All in all it seemed like a chummy Ivy League prank -- until a Review reporter caught the Lampooners in a dorm, replacing real issues with the spoofs, and called the police. "They were nose to nose," said Bob McEwen, head of campus security.

The Review staff insisted that the authorities make the Harvard students put the real Review issues back; the Harvard six, who had passed out most of the parodies, refused. Eventually, the police deferred to campus security officers, who ordered the Lampooners to leave or face arrest.

Kenneth Weissman, the Review's editor in chief, then asked the Dartmouth administration to condemn the parody for its play on fascist themes, a request that was denied because Harvard, not Dartmouth students, were the instigators, said Alex Huppe, a Dartmouth spokesman. Mr. Huppe pointed out that the Review itself had once published a cartoon of President Freedman dressed like Hitler on its cover.

Had the Review's reaction been different, the incident might have gone down as another round in a long tradition of Ivy League jousting. Instead, many Dartmouth students found themselves cheering the Harvard students for exposing what they believe is the Review's Achilles' heel.

"As one of my friends put it, they can dish it out but they can't take it," said Andrew M. Baer, a former Review writer who is now editor in chief of a new conservative campus monthly, The Beacon.

"For one brief hour," he said, "they were not the entity that Dartmouth students feel threatens the name of the institution. A lot of us are grateful that the Lampoon did it."

The Lampoon's editor, Geoffrey Rodkey, said he had chosen the Review to parody because the "Mein Kampf" incident made it an easy target. "I find their politics extremely abhorrent, but this wasn't a vendetta," he said. "I just thought it would be funny."

Mr. Weissman said he had called the police because the Lampoon staff members "were removing legitimate issues of the Review" from dormitories. In an open letter posted around the campus, he charged the Lampoon with "falsely representing" the Review.

The Review's May 2 issue accused those who enjoyed the parody of using a double standard. "While logic dictates that certain topics seem to be off limits to what can be parodied in good taste, the scene at the modern academy is such that it is not the topic of the parody, but rather the target of the parody, which determines if the parody is acceptable," Review editors wrote.

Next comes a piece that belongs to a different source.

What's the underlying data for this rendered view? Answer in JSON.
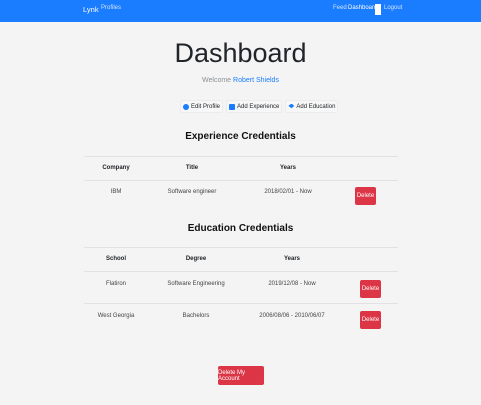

Jay Heinrichs, editor of the Dartmouth Alumni Magazine, sees the Review's defensiveness as evidence that it was seriously hurt by the "Mein Kampf" incident. The Review has lost staff members and has had trouble recruiting writers, he said, adding, "It has become uncool and a possible detriment to one's career to work for them."

But Mr. Weissman denies the Review has changed. "We're doing very well," he said. "We're going to remain outspoken."